Trident: a shadowy, hidden violence.

On Ash Wednesday members of the London Catholic Worker, the Catholic Worker Farm, Pax Christi and Christian CND met in Embankment Gardens to take part in the yearly liturgy that bears witness to the moral scandal of our government’s nuclear weapons programme. Ann Kelly and Anne Peacey from the NJPN, Fr Joe Ryan and the Nipponzan Myohoji Buddhist monks and nuns also joined us.

At the start of the liturgy we laid out the charcoal and ashes to be blessed. After being marked ourselves with ashes, we processed round Whitehall Avenue, under the banner, ‘No Faith in Trident’. When we came to the Ministry of Defence we spread ashes on sackcloth, in the form of the word ‘Repent’ and greeted each other, the police and the taxi drivers who happened to be striking that day with the sign of peace.
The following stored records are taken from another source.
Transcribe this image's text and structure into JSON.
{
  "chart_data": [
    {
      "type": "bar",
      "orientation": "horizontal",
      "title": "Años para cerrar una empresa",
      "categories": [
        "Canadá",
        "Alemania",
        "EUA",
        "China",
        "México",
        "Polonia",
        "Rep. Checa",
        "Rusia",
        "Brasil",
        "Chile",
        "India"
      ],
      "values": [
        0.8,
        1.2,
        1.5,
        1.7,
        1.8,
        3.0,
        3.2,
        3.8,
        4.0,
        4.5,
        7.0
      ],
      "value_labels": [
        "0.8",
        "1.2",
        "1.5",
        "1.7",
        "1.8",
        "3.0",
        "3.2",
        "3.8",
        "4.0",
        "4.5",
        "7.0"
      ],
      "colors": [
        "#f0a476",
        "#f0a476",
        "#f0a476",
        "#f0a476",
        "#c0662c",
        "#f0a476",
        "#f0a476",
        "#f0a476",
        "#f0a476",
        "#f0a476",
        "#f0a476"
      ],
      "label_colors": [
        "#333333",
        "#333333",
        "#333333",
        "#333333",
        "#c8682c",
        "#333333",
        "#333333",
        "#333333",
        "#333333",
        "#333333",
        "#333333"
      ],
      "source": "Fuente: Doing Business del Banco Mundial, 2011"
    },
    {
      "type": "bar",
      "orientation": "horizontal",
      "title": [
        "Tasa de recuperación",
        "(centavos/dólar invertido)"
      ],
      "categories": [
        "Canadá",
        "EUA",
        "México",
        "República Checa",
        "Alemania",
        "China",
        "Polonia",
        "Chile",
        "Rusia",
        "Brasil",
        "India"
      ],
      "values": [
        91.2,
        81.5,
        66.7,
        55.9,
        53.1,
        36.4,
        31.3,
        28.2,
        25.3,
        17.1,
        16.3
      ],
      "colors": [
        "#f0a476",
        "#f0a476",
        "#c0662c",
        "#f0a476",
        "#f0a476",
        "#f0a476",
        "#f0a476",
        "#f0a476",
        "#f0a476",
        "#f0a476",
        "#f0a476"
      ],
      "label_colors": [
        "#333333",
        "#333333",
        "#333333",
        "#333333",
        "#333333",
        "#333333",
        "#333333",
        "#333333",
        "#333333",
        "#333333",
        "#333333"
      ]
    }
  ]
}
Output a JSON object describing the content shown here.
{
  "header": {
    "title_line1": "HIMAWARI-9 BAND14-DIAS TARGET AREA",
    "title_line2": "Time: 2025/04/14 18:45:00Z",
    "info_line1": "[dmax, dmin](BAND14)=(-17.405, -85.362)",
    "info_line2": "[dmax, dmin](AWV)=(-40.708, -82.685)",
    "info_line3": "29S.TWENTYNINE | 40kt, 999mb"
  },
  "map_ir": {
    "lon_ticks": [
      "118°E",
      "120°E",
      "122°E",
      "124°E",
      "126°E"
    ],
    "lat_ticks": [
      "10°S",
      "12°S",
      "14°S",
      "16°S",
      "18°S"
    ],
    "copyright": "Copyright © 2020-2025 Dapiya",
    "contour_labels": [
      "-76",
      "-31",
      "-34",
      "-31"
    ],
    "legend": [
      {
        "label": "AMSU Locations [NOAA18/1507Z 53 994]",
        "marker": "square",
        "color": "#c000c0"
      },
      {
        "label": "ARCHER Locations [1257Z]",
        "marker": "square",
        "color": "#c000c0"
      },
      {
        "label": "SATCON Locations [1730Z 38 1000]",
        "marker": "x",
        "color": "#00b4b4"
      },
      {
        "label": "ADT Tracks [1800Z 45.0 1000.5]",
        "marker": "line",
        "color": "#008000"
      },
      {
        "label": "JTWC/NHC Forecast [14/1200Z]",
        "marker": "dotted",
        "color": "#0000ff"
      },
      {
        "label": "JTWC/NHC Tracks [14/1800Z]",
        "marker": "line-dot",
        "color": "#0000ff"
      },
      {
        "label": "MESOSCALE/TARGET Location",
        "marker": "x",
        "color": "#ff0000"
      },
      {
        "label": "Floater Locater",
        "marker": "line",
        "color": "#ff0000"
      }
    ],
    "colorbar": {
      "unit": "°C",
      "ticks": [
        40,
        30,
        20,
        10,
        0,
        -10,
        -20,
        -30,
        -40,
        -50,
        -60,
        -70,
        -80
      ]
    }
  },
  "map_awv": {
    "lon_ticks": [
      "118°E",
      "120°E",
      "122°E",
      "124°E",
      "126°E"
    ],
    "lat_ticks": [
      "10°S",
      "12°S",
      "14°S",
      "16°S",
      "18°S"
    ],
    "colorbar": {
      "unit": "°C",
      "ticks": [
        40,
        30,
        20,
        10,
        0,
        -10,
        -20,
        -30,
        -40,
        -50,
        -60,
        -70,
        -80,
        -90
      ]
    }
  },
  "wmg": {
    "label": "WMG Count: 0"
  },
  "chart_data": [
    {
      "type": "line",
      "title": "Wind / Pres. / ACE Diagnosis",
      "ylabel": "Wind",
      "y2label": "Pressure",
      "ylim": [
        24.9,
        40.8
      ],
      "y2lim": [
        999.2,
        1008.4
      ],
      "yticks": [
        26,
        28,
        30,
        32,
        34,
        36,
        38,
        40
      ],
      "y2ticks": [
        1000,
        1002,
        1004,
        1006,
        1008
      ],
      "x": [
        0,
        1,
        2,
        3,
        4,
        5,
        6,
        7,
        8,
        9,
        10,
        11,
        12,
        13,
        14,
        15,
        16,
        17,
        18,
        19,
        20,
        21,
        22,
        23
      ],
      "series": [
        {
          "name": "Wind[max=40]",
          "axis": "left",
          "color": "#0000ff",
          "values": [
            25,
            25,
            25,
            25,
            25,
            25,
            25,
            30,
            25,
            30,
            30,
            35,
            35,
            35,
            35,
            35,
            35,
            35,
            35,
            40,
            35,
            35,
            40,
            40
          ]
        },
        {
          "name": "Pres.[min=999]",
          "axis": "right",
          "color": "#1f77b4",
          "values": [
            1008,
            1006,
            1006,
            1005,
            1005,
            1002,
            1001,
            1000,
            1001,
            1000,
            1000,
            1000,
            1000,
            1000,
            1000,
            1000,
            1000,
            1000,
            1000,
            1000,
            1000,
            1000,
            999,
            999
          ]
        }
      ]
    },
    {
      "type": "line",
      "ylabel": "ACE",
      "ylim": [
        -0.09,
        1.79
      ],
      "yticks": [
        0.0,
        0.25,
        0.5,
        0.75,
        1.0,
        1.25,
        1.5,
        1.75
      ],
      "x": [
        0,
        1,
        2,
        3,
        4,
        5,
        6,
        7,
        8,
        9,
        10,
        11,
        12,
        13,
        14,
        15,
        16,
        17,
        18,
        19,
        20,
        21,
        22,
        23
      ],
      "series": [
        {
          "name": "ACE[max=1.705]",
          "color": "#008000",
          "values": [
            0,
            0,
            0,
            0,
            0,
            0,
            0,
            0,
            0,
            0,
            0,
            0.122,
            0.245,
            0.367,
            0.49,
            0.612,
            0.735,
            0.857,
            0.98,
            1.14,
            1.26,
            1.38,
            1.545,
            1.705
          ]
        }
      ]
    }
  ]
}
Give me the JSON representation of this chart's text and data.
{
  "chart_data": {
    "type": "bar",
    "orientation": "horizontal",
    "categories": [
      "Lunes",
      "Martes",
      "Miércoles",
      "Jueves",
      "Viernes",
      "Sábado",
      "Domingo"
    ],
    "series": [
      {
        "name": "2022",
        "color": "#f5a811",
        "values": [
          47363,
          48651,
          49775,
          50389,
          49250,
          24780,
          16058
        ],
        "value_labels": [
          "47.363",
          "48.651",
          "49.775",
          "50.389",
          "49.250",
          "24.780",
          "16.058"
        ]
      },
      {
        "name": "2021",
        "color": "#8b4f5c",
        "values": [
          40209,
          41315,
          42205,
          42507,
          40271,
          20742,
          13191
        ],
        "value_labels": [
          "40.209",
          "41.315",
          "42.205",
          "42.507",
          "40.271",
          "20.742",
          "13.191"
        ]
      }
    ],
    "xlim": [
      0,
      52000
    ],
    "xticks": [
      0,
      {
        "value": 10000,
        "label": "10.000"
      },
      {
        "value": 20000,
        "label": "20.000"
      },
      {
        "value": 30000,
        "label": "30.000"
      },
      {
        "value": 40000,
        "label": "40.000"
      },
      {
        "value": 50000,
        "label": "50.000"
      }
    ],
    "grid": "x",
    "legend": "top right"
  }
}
When the procession got to the back of the MOD Fr. Martin Newell cp and I clumsily rolled over the fence and marked the back wall, with a charcoal cross. Earlier that day Scott Albrecht from the Catholic Worker Farm and Ray Towey had already marked the front entrance.

Trident is a shadowy, hidden violence, only reported on when there is a debate in Parliament. Yet here in Whitehall sit the people whose job it is to take part in the procurement of the nuclear warheads, missiles and submarines.

In preparing for this day I read Deuteronomy 30:19, ‘I have put before you life and death [..] therefore choose life’. We, together with the people who work in Whitehall, have the power to influence decisions. Our own moral failure means that we still maintain these weapons. Ash Wednesday is a good moment to remember our collective sin.

During vigils and processions such as this one, I’ve often become aware of the heavy masonry buildings seeming to lose their permanence. By focusing on our own faith and prayer we realize their ephemeral nature; they are only full of people just like ourselves. The capacity for repentance, then, is enormous and the Ash Wednesday witness is full of hope.